I tried to run a simple script: run_forever.py

import time

i = 0
while True:
    time.sleep(1)
    print(i)
    i += 1

with sarge as described in the docs:

In [1]: import sarge

In [2]: p = sarge.run('python run_forever.py', async=True, stdout=sarge.Capture())

However, I can't capture the output:

In [3]: p.stdout.readline()
Out[3]: b''

In [4]: p.commands[0].stdout.readline()
Out[4]: b''

Am I doing it wrong?
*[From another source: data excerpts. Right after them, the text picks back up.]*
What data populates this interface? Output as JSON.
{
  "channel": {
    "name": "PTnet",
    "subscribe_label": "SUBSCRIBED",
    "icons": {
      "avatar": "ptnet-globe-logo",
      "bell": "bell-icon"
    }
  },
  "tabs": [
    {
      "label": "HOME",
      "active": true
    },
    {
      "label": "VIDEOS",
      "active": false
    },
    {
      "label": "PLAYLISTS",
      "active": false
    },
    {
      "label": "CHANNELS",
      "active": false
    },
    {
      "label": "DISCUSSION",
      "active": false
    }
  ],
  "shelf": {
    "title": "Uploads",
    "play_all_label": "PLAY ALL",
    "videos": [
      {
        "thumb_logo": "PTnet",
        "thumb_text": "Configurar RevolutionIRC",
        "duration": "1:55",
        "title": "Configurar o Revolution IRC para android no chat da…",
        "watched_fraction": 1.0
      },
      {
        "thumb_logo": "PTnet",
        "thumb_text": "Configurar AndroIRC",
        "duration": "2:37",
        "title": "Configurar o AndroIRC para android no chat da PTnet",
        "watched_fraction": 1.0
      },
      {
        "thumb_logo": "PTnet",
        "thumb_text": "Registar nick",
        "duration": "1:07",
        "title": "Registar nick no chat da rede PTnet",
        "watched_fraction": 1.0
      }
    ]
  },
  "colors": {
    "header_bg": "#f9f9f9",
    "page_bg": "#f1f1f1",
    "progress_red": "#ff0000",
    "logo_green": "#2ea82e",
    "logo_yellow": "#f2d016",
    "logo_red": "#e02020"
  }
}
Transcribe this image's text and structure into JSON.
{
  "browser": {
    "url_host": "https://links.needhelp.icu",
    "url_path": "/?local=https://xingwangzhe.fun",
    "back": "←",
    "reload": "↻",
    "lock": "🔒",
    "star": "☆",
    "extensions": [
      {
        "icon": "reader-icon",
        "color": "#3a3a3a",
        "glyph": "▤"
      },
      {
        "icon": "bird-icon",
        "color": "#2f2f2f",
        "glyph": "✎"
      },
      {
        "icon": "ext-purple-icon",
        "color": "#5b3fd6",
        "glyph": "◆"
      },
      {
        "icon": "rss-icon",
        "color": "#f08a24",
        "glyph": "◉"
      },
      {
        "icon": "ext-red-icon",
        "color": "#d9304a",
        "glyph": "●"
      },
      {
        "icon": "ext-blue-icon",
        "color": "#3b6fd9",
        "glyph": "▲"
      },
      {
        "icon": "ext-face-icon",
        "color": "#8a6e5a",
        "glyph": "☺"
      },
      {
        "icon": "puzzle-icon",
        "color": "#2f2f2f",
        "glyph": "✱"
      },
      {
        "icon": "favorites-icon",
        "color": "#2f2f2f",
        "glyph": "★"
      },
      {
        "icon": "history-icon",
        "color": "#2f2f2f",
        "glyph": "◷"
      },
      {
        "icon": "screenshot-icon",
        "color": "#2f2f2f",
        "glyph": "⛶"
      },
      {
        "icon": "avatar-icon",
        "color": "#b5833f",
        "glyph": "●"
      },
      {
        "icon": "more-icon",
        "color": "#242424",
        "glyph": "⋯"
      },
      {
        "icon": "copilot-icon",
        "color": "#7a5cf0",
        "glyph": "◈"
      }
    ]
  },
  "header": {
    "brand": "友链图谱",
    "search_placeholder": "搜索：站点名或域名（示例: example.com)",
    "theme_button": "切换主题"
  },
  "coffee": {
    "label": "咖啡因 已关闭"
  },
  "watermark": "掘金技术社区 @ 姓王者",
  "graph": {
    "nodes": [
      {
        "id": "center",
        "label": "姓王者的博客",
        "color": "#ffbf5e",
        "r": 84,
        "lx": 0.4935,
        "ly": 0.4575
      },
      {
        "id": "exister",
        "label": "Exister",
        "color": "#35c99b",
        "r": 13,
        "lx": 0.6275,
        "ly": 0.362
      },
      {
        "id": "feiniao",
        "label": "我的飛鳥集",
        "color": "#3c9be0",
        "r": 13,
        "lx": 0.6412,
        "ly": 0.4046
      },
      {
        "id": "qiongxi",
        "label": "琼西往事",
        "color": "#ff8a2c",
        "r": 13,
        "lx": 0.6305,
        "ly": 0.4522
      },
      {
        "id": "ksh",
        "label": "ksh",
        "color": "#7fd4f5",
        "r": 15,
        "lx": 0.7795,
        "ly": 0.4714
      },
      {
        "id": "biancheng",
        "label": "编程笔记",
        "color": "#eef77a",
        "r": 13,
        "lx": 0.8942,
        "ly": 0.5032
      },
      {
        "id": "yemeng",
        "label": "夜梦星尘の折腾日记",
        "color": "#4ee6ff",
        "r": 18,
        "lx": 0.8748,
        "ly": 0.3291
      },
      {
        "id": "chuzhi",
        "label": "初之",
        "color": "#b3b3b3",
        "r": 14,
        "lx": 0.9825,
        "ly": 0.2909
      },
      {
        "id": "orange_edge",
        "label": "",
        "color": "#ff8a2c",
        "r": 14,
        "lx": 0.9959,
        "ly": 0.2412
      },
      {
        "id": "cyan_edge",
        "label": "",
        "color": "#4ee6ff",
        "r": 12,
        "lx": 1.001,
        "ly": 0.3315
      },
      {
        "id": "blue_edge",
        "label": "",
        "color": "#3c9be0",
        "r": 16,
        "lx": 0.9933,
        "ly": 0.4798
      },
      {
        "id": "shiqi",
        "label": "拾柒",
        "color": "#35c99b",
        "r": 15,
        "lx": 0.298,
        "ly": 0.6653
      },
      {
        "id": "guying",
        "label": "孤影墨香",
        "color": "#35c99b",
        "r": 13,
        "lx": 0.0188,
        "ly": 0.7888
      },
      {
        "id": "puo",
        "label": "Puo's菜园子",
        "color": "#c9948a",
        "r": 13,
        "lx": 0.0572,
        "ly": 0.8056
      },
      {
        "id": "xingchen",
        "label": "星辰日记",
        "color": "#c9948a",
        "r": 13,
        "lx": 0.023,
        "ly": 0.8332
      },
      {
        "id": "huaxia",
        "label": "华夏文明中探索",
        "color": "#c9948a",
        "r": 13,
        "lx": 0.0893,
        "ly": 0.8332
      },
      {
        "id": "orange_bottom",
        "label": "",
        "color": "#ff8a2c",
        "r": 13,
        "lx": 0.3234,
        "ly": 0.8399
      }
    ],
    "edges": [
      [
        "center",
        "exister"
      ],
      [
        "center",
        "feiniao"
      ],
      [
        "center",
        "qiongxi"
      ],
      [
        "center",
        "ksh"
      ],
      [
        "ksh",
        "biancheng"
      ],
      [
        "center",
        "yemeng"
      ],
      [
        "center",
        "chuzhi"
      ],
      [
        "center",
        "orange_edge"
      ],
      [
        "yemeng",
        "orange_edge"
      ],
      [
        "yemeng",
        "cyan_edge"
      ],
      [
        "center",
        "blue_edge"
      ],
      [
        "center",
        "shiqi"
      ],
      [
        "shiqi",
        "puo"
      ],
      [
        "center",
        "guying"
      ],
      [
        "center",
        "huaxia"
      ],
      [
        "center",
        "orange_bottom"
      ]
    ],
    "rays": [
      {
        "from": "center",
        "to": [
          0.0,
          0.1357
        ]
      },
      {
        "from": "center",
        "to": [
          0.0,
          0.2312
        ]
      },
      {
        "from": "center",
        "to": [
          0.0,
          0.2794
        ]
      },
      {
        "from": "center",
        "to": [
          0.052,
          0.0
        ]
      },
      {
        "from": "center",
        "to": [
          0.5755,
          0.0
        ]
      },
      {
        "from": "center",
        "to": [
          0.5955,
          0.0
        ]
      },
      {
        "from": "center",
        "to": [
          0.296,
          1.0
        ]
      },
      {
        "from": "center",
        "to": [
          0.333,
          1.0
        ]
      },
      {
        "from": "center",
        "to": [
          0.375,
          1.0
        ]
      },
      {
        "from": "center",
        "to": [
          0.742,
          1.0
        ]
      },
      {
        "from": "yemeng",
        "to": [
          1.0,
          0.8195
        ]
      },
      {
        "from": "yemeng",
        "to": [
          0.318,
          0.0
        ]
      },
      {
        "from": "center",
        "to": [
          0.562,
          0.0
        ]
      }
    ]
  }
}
How can I achieve that?

Comments (7)

  1. Vinay Sajip repo owner

    I think it's a buffering issue. With your run_forever script, the following script illustrates what you need to do:

    # read_forever.py
    
    import datetime
    import sys
    
    import sarge
    
    c = sarge.Capture()
    p = sarge.run('python -u run_forever.py', async=True, stdout=c)
    try:
        while True:
            s = c.readline()
            if s:
                now = datetime.datetime.now().strftime('%H:%M:%S')
                sys.stdout.write('%s: %s' % (now, s))
    finally:
        p.commands[0].process.terminate()
    

    Note the use of -u to run Python unbuffered in the child process.

    When I run this, I get the following output:

    $ python read_forever.py 
    11:08:20: 0
    11:08:21: 1
    11:08:22: 2
    11:08:23: 3
    11:08:24: 4
    11:08:25: 5
     (and so on, indefinitely)
    
  2. Vinay Sajip repo owner

    You can dispense with the -u if you insert a sys.stdout.flush() after the print() in run_forever.py. So, it's not a bug in sarge.
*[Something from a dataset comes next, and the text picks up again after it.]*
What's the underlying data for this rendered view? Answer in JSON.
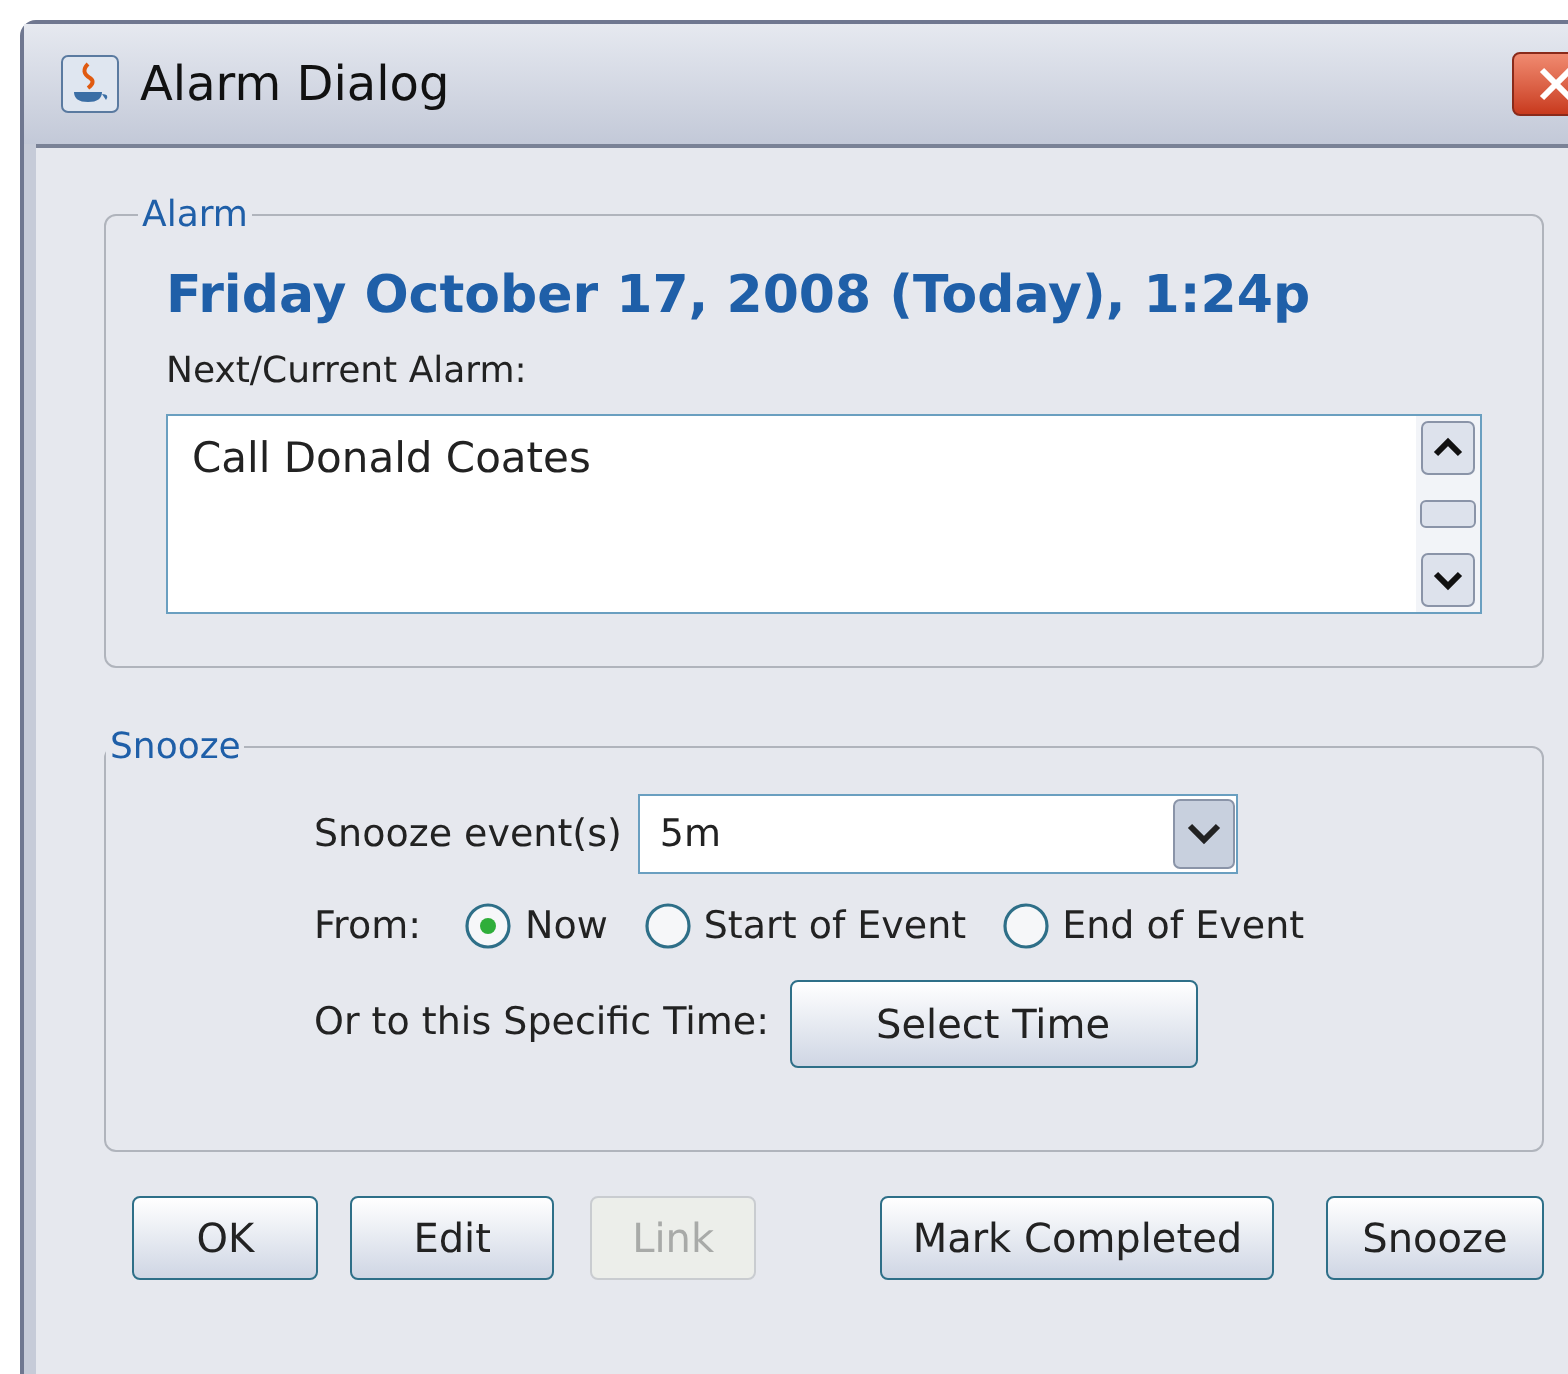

  3. Dmitry Malinovsky reporter

    Just want to add 2 cents - I have to call python -u read_forever.py or add sys.stdout.flush() after sys.stdout.write in read_forever.py to get the output (I'm using python 3.3.4).
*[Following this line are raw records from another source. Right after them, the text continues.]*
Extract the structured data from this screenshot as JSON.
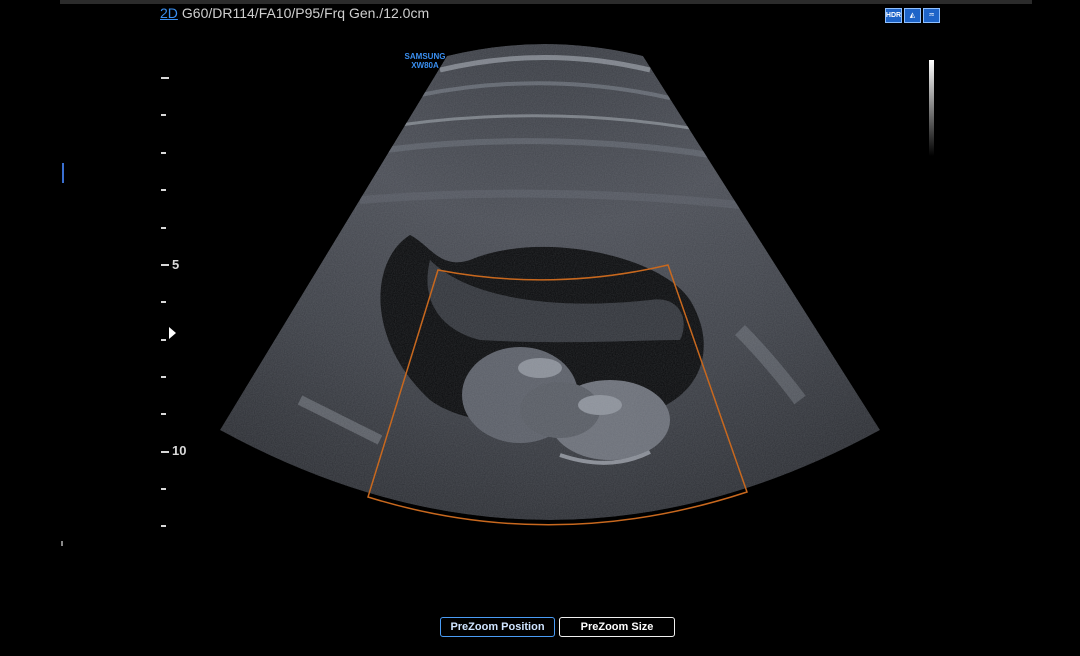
{
  "header": {
    "mode": "2D",
    "params": "G60/DR114/FA10/P95/Frq Gen./12.0cm"
  },
  "status_icons": [
    {
      "name": "hdr-icon",
      "label": "HDR"
    },
    {
      "name": "probe-icon",
      "label": "◭"
    },
    {
      "name": "fetus-icon",
      "label": "♒"
    }
  ],
  "brand": {
    "line1": "SAMSUNG",
    "line2": "XW80A"
  },
  "depth_scale": {
    "unit": "cm",
    "max": 12,
    "labels": [
      "5",
      "10"
    ]
  },
  "buttons": {
    "prezoom_position": "PreZoom Position",
    "prezoom_size": "PreZoom Size"
  },
  "colors": {
    "accent": "#3a8ff0",
    "roi_box": "#c8681e",
    "button_active_border": "#4a9cf5"
  }
}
  4. Vinay Sajip repo owner

    I'm surprised, though you do have to add a .decode('utf-8') for Python 3 on the results of c.readline() because that is a byte-string. It works fine (on Python 3.4 - I don't have 3.3 installed) with just the decode() added, and using sys.executable to invoke run_forever with the same interpreter as read_forever.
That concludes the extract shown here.